1 of 5: Top 5 Mistakes Collecting SPM / EIM Project Requirements

You need to be in control and organized. And if you’ve ever tried to walk a buffalo, you can attest to the fact that you are not in control of that situation. In this metaphor, the buffalo is a requirements meeting without an agenda. They can definitely get away from you and cause a lot of damage along the way.

The Problem

Implementations have a natural order of events.

  • Scoping/Budgeting
  • Resource Selection/Planning
  • Project Start
  • Requirements
  • Design
  • Etc…

You rarely want to rehash decisions made in prior stages. In the requirements stage, a key objective is to maintain the scope that was decided upon. Everybody has been in a requirements session that turned into a brain storming free for all. Brain storming isn’t bad, but it has its place.This place is not during the requirements gathering phase of a project. By this stage, there should be a high level scope and the key deliverables should have been identified. If the client team is still trying to decide what they want, then the project isn’t ready to begin.

The Solution

As an implementer, the best way to prevent the buffalo walk is to be organized. Lay out a meeting schedule detailing exactly who will be met with and what the agenda and outcome for each meeting will be. This schedule should be ready before the project kicks off so that meeting times can be reserved. The more detailed your agenda, the better.

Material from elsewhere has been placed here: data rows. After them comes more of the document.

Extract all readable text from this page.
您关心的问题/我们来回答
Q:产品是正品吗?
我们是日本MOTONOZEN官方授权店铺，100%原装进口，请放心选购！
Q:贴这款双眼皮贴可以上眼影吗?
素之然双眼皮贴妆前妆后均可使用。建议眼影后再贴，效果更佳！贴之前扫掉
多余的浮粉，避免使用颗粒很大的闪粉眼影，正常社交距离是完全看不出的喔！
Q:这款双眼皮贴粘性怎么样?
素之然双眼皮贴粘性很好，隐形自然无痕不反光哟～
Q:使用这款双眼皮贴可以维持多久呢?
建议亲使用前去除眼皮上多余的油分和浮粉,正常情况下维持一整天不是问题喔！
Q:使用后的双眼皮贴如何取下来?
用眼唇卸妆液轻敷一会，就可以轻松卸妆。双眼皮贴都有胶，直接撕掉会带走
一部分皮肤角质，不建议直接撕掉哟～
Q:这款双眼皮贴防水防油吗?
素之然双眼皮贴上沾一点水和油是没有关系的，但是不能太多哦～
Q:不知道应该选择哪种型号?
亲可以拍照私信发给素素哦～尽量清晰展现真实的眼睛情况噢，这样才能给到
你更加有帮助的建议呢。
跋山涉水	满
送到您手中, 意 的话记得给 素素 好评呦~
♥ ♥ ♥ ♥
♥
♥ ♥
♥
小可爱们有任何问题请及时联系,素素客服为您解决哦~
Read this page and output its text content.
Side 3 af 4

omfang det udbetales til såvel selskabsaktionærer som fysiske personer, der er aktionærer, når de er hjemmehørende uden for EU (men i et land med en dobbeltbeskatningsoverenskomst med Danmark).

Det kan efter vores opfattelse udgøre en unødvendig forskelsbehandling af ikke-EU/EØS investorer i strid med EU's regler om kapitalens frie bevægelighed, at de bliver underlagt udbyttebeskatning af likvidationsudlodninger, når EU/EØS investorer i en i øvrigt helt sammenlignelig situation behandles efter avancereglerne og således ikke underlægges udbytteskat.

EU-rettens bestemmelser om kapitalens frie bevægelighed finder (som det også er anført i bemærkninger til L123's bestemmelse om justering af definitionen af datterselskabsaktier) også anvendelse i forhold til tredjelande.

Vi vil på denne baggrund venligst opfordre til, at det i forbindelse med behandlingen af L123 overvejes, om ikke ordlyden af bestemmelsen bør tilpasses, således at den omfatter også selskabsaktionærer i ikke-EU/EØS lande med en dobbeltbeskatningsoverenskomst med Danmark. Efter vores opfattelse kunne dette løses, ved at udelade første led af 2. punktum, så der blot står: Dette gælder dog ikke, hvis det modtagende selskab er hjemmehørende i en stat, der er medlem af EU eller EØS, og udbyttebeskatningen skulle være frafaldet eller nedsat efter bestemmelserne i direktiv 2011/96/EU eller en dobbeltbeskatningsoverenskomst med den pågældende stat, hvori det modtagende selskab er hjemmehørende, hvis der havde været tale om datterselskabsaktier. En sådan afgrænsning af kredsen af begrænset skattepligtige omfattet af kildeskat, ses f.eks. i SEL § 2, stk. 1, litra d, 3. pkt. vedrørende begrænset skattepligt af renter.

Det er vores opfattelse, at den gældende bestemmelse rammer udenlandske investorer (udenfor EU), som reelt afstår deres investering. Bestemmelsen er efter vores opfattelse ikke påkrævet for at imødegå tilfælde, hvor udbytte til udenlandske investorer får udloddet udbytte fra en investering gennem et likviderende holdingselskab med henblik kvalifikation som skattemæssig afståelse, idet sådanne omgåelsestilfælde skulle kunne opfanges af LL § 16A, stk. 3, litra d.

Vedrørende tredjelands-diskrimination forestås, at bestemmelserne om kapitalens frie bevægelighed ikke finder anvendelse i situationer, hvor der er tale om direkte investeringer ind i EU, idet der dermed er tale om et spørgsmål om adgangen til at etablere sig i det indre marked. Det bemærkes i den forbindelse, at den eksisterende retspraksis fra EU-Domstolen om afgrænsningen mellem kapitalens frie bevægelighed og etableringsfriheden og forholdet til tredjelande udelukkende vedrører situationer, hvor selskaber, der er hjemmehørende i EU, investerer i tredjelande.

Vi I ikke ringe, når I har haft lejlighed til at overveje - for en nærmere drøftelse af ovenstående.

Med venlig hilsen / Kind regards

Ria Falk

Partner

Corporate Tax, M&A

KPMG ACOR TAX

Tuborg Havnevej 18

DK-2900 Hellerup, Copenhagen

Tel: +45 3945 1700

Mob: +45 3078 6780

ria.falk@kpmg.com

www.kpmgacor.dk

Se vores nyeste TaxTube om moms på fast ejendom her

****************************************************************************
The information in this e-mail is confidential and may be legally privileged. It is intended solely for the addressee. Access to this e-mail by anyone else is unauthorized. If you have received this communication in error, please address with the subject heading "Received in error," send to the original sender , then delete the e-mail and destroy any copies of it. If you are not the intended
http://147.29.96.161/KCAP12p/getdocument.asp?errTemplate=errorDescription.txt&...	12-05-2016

The reason rehash happens is simple. In this stage you’ve started bringing in subject matter experts that were not involved in the original scoping. An effective way to prevent the newcomers from getting sidetracked is to give the impression that most decisions have been made and are set in stone. The more you appear to know about the situation, the more satisfied they will be with the decisions. Ideally, you should be able to identify individuals who you think might be a problem and do a one-on-one to get them up to speed. This puts them on the same plane as everyone else and enables you to waste less time during your actual requirements sessions.

Of course, the ideal solution is to prevent the possibility of the buffalo wanting to take a walk. That needs to happen way upstream in the budgeting and planning stages. That’s where management could get everyone’s input and get consensus on the major scoping decisions. Unfortunately, that’s typically not realistic. There will always be new people involved and there are hardly ever unanimous decisions. If we waited for that projects would never get started.

  • david.carlson

    The most common mistake I see in requirements is letting the customer create a requirement that is really a design. Often, the only way customers can think of requirements is to describe them as the design of how the system works today. Rather than saying “we need to give credit to salespeople who worked on the deal”, they say “we require the system to have a code that equates to these 5 people that report to this manager so they can get credit”.

  • JasonKearns

    That’s a good point David. One of our “top 5” mistakes is similar to that. In fact, we may borrow some of your thoughts for that posting. Its amazing how many “common” mistakes you can come up with when you really start thinking about it.